ANSWER: Name this socialist

Nathan Newman nathan.newman at yale.edu
Wed Aug 11 08:59:52 PDT 1999


-----Original Message----- From: Rakesh Bhandari <bhandari at phoenix.Princeton.EDU>
>What's the Pope on about? Downplaying the class struggle in relation to the
>stabilisation of commodity prices through new arrangements on a universal
>scale, i.e. a new new international economic order?

To argue that the Pope endorses "stabilization of commodity prices" seems a little strange. Where do you see that? The Church has been one of the bigger promoters of Jubilee 2000- the call for total abolition of third world debt-- and many other global ideas quite outside the New World Order economic thinking.
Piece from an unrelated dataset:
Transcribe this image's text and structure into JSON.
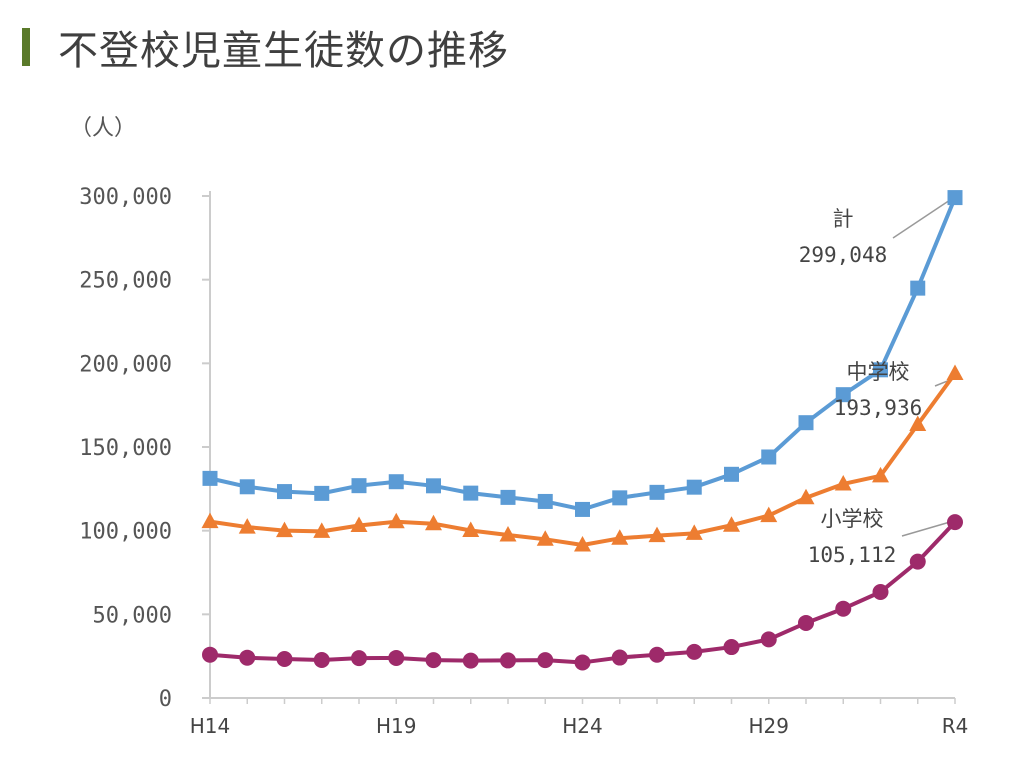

I would fully agree that the Pope downplays class struggle-- although he rather pointedly upholds the rights of workers to engage in such struggle when capitalists fail their Christian responsibility (which in my view leaves a rather large loophole for class struggle most of the time).

Your quick dismissal of the significant differences of the Catholic Church teaching from neoliberalism or even traditional Keynesianism -- as some of the discussions on Keynes just had would emphasize -- is what I would question. You don't have to agree with a whole strain of movement in the world to recognize the importance of engaging with it.
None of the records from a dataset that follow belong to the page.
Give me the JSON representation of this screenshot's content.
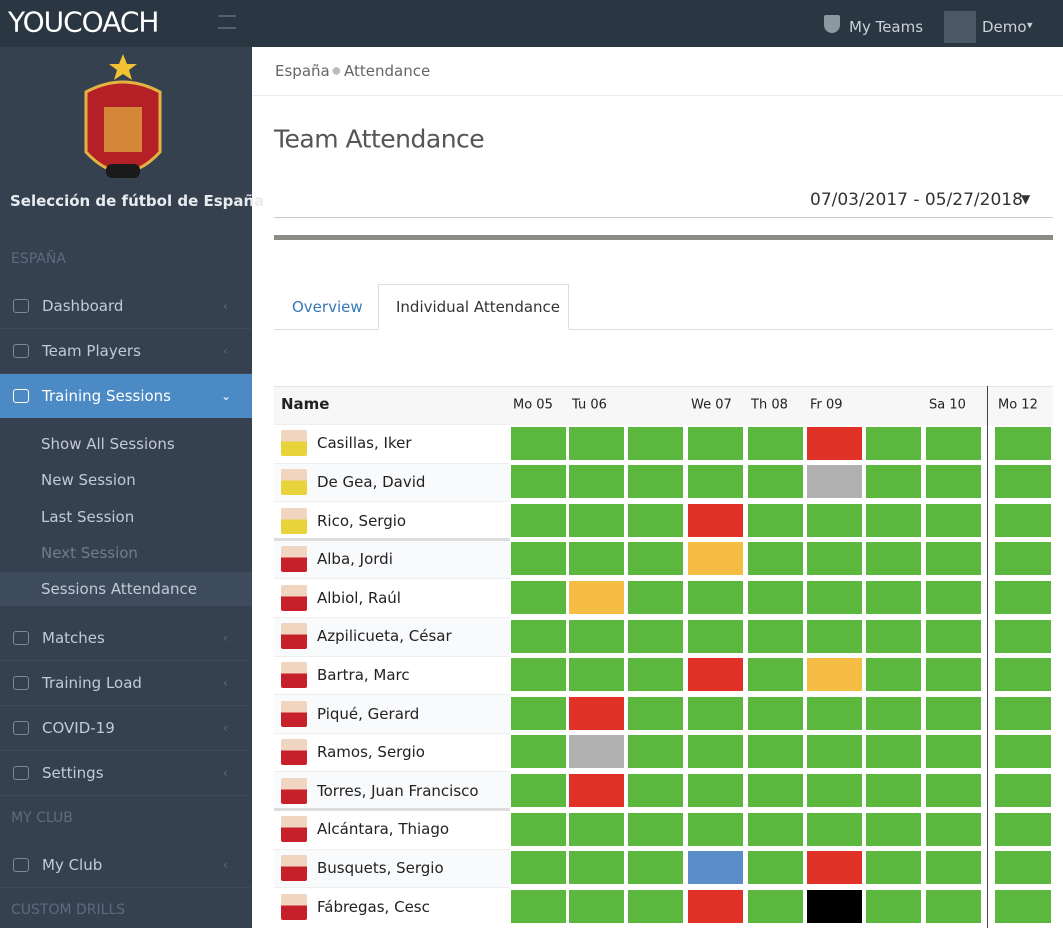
{
  "topbar": {
    "brand": "YOUCOACH",
    "my_teams": "My Teams",
    "user": "Demo"
  },
  "sidebar": {
    "team_name": "Selección de fútbol de España",
    "sections": [
      {
        "heading": "ESPAÑA",
        "items": [
          "Dashboard",
          "Team Players",
          "Training Sessions"
        ]
      },
      {
        "submenu": [
          "Show All Sessions",
          "New Session",
          "Last Session",
          "Next Session",
          "Sessions Attendance"
        ]
      },
      {
        "items": [
          "Matches",
          "Training Load",
          "COVID-19",
          "Settings"
        ]
      },
      {
        "heading": "MY CLUB",
        "items": [
          "My Club"
        ]
      },
      {
        "heading": "CUSTOM DRILLS"
      }
    ]
  },
  "breadcrumb": [
    "España",
    "Attendance"
  ],
  "title": "Team Attendance",
  "date_range": "07/03/2017 - 05/27/2018",
  "tabs": [
    "Overview",
    "Individual Attendance"
  ],
  "table": {
    "name_header": "Name",
    "days": [
      "Mo 05",
      "Tu 06",
      null,
      "We 07",
      "Th 08",
      "Fr 09",
      null,
      "Sa 10",
      "Mo 12"
    ],
    "rows": [
      {
        "name": "Casillas, Iker",
        "cells": [
          "#5cb73f",
          "#5cb73f",
          "#5cb73f",
          "#5cb73f",
          "#5cb73f",
          "#e03226",
          "#5cb73f",
          "#5cb73f",
          "#5cb73f"
        ]
      },
      {
        "name": "De Gea, David",
        "cells": [
          "#5cb73f",
          "#5cb73f",
          "#5cb73f",
          "#5cb73f",
          "#5cb73f",
          "#b0b0b0",
          "#5cb73f",
          "#5cb73f",
          "#5cb73f"
        ]
      },
      {
        "name": "Rico, Sergio",
        "cells": [
          "#5cb73f",
          "#5cb73f",
          "#5cb73f",
          "#e03226",
          "#5cb73f",
          "#5cb73f",
          "#5cb73f",
          "#5cb73f",
          "#5cb73f"
        ]
      },
      {
        "name": "Alba, Jordi",
        "cells": [
          "#5cb73f",
          "#5cb73f",
          "#5cb73f",
          "#f6bd45",
          "#5cb73f",
          "#5cb73f",
          "#5cb73f",
          "#5cb73f",
          "#5cb73f"
        ]
      },
      {
        "name": "Albiol, Raúl",
        "cells": [
          "#5cb73f",
          "#f6bd45",
          "#5cb73f",
          "#5cb73f",
          "#5cb73f",
          "#5cb73f",
          "#5cb73f",
          "#5cb73f",
          "#5cb73f"
        ]
      },
      {
        "name": "Azpilicueta, César",
        "cells": [
          "#5cb73f",
          "#5cb73f",
          "#5cb73f",
          "#5cb73f",
          "#5cb73f",
          "#5cb73f",
          "#5cb73f",
          "#5cb73f",
          "#5cb73f"
        ]
      },
      {
        "name": "Bartra, Marc",
        "cells": [
          "#5cb73f",
          "#5cb73f",
          "#5cb73f",
          "#e03226",
          "#5cb73f",
          "#f6bd45",
          "#5cb73f",
          "#5cb73f",
          "#5cb73f"
        ]
      },
      {
        "name": "Piqué, Gerard",
        "cells": [
          "#5cb73f",
          "#e03226",
          "#5cb73f",
          "#5cb73f",
          "#5cb73f",
          "#5cb73f",
          "#5cb73f",
          "#5cb73f",
          "#5cb73f"
        ]
      },
      {
        "name": "Ramos, Sergio",
        "cells": [
          "#5cb73f",
          "#b0b0b0",
          "#5cb73f",
          "#5cb73f",
          "#5cb73f",
          "#5cb73f",
          "#5cb73f",
          "#5cb73f",
          "#5cb73f"
        ]
      },
      {
        "name": "Torres, Juan Francisco",
        "cells": [
          "#5cb73f",
          "#e03226",
          "#5cb73f",
          "#5cb73f",
          "#5cb73f",
          "#5cb73f",
          "#5cb73f",
          "#5cb73f",
          "#5cb73f"
        ]
      },
      {
        "name": "Alcántara, Thiago",
        "cells": [
          "#5cb73f",
          "#5cb73f",
          "#5cb73f",
          "#5cb73f",
          "#5cb73f",
          "#5cb73f",
          "#5cb73f",
          "#5cb73f",
          "#5cb73f"
        ]
      },
      {
        "name": "Busquets, Sergio",
        "cells": [
          "#5cb73f",
          "#5cb73f",
          "#5cb73f",
          "#5b8ec9",
          "#5cb73f",
          "#e03226",
          "#5cb73f",
          "#5cb73f",
          "#5cb73f"
        ]
      },
      {
        "name": "Fábregas, Cesc",
        "cells": [
          "#5cb73f",
          "#5cb73f",
          "#5cb73f",
          "#e03226",
          "#5cb73f",
          "#000000",
          "#5cb73f",
          "#5cb73f",
          "#5cb73f"
        ]
      }
    ]
  }
}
A lot of folks cannot distinguish between differences based on ends and means. At the end of the day, the corporate right positively want homeless in the streets because that serves their interests.

On the other hand, the Pope or various union bureaucrats or liberals of good faith positively want the end of such economic inequality. You (and I BTW) may think they are too timid or unwilling to deal with the necessity of deeper class struggle to achieve those ends, but that difference on evaluation of means makes it even more important to engage those people sharing similar ends values to convince them of moving their means more in the direction you or I may think necessary.

There are people and institutions that mouth egalitarian goals while venally selling out their constituency, but I think it is a mistake to underestimate the numbers of "sell-outs" based less on venality and more on timidity of spirit and mistaken(i.e differing) evaluations of strategic imperatives.

On a broad organizing front, I would generally rather engage with an open heart those who profess to share similar goals and try to convince them of the need for different tactics, than to just denounce them as irrevocably an enemy or opponent because they have different tactical and strategic evaluations. Sure some of those differences stem as well from goal differences, but I often find their is too much affinity on the Left based on similar tactics (despite widely divergent core beliefs) and too little affinity between those using different tactics who nevertheless share important value and goal beliefs.

My point on raising the Catholic Church doctrines on social justice is to note a rather important counter-vailing social strain agains the neoliberal current. Of course as left socialists, there is a lot more affinity with the suppressed liberation theology straing of the Church than the "dignity of work" strain of the Church hierarchy, but the latter is still quite different from the dominant culture of worship of entrepreneurialism and "winner take all" economic distribution.

As Max noted on his Labor Party post, this is not an academic point, but one that involves serious issues of how to organize a movement for social change, who will be invited to coalition meetings, and how to finesse real tensions over the issues that might divide those who share many core beliefs in other areas.